Contact mode AFM images and height profile of: (a) GO with sharp edges and flat surfaces; the thickness range is 0.6–10 nm, and (b) GO-CS with coarse edges and protrusions on its surface; the thickness range is 10–25 nm.

Figure 9

DLS analysis of (a) GO with an average size 150 nm, and (b) GO-CS with an average size of 350 nm.

Figure 10. DCS spectra of GO, GO-CS, BSA, GO-BSA, and GO-CS-BSA at a heating rate of 10 °C min⁻¹ from 40 to 500 °C.

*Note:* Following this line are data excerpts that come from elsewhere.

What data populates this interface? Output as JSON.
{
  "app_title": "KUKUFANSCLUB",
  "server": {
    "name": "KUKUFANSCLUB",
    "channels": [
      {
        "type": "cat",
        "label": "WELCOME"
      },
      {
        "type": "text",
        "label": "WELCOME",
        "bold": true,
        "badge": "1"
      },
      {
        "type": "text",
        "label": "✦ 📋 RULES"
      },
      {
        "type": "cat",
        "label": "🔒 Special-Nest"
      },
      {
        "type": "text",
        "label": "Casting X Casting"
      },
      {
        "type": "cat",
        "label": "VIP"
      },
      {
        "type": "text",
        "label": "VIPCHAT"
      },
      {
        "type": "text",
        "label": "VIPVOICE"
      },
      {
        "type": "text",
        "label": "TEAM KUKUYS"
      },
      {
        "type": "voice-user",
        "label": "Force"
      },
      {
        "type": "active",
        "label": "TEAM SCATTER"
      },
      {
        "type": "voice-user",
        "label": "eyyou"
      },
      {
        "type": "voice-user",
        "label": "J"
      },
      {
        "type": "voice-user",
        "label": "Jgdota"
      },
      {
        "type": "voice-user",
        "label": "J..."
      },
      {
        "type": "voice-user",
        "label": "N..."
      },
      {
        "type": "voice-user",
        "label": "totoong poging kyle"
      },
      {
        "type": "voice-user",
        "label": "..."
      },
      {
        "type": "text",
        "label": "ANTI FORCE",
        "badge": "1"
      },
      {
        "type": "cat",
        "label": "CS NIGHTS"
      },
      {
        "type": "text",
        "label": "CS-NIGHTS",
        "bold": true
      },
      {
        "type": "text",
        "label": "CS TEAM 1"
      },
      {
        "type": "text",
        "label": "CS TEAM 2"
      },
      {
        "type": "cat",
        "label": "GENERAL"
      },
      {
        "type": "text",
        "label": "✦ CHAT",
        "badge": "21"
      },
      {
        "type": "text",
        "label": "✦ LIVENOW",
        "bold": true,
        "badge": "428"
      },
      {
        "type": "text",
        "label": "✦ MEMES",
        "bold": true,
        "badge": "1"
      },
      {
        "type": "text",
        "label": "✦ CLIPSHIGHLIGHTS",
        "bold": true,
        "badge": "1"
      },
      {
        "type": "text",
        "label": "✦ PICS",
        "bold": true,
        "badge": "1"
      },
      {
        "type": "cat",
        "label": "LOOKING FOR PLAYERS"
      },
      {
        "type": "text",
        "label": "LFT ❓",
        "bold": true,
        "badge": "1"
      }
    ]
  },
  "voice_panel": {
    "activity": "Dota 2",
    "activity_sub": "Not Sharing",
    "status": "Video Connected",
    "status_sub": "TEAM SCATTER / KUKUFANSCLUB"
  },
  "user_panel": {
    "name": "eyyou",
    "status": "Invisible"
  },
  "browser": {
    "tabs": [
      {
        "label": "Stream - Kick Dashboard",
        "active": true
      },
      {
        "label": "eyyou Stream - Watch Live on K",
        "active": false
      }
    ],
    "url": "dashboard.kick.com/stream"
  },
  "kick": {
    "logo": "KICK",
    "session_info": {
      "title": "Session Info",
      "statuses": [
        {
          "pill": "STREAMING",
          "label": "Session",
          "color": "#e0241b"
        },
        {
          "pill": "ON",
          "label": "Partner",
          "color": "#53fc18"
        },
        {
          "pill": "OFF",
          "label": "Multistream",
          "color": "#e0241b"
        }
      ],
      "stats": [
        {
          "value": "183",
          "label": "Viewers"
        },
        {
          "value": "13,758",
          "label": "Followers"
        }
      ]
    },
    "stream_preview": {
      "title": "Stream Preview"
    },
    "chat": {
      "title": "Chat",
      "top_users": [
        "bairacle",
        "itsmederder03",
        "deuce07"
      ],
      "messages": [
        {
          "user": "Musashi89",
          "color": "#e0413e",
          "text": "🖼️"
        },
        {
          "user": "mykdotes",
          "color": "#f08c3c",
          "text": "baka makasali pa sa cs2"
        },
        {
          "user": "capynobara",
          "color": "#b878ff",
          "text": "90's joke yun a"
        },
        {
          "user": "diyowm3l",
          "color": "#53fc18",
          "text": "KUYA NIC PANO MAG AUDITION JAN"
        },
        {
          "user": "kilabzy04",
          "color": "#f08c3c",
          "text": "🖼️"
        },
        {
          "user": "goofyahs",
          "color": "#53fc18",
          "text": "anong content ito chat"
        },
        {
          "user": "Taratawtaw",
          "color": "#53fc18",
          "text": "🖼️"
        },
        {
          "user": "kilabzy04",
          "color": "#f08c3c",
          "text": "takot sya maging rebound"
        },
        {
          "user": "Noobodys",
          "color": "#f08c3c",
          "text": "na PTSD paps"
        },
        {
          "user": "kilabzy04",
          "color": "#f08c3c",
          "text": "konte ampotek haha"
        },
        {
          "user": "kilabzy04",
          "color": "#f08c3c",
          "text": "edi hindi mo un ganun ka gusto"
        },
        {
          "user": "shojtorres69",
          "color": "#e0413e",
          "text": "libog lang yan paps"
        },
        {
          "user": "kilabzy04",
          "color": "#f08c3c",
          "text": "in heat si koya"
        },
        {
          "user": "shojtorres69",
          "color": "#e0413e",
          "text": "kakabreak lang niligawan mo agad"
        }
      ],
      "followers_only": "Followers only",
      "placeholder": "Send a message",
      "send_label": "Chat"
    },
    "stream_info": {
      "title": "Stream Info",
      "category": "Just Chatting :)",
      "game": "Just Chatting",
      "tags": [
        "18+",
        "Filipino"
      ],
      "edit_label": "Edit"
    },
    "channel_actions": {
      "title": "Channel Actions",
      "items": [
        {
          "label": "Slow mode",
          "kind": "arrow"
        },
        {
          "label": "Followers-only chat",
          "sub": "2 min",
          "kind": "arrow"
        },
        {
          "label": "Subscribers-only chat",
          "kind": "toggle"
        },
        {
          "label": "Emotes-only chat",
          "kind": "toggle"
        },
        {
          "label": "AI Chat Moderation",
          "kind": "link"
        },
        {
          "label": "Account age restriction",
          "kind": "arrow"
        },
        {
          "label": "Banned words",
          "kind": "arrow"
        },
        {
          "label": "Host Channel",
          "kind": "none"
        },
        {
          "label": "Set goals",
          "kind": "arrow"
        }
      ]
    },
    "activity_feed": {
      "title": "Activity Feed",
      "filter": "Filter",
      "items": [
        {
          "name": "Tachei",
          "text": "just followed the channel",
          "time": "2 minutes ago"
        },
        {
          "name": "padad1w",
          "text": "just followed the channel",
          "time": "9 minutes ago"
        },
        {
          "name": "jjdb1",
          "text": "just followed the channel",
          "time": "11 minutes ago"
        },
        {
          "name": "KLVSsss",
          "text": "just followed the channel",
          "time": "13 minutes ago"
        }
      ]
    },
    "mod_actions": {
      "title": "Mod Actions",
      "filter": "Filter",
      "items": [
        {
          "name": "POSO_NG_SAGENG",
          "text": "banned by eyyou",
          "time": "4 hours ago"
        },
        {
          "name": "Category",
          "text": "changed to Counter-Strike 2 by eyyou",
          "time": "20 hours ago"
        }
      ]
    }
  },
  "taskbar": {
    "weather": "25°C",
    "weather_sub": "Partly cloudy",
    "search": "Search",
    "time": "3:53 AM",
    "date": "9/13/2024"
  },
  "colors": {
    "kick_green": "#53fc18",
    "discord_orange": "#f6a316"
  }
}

Figure 11. FTIR analysis of BSA before and after loading on GO and GO-CS.

The peak of oxygen-containing groups of GO was disappeared after loading of BSA on GO.

Figure 12

Statistical data and p-values of: (a) SDS analysis of GO-BSA, free BSA (as control) before adding trypsin (bands 1, 2), GO-BSA and free BSA 30 minutes after adding trypsin (bands 3, 4), 1 hour (bands 5, 6), 3 hours (bands 7, 8), and 6 hours (bands 9, 10); (b) SDS analysis of GO-CS-BSA, free BSA (as control) before adding trypsin (bands 1, 2), GO-CS-BSA and free BSA 30 minutes after adding trypsin (bands 3, 4), 1 hour (bands 5, 6), 3 hours (bands 7, 8), and 6 hours (bands 9, 10).

Figure 13. Statistical data and p-values of zymographic analysis: (bands 1, 2) for GO-collagenase, free collagenase (as control); (bands 3, 4) for GO-CS-collagenase and free collagenase (as control).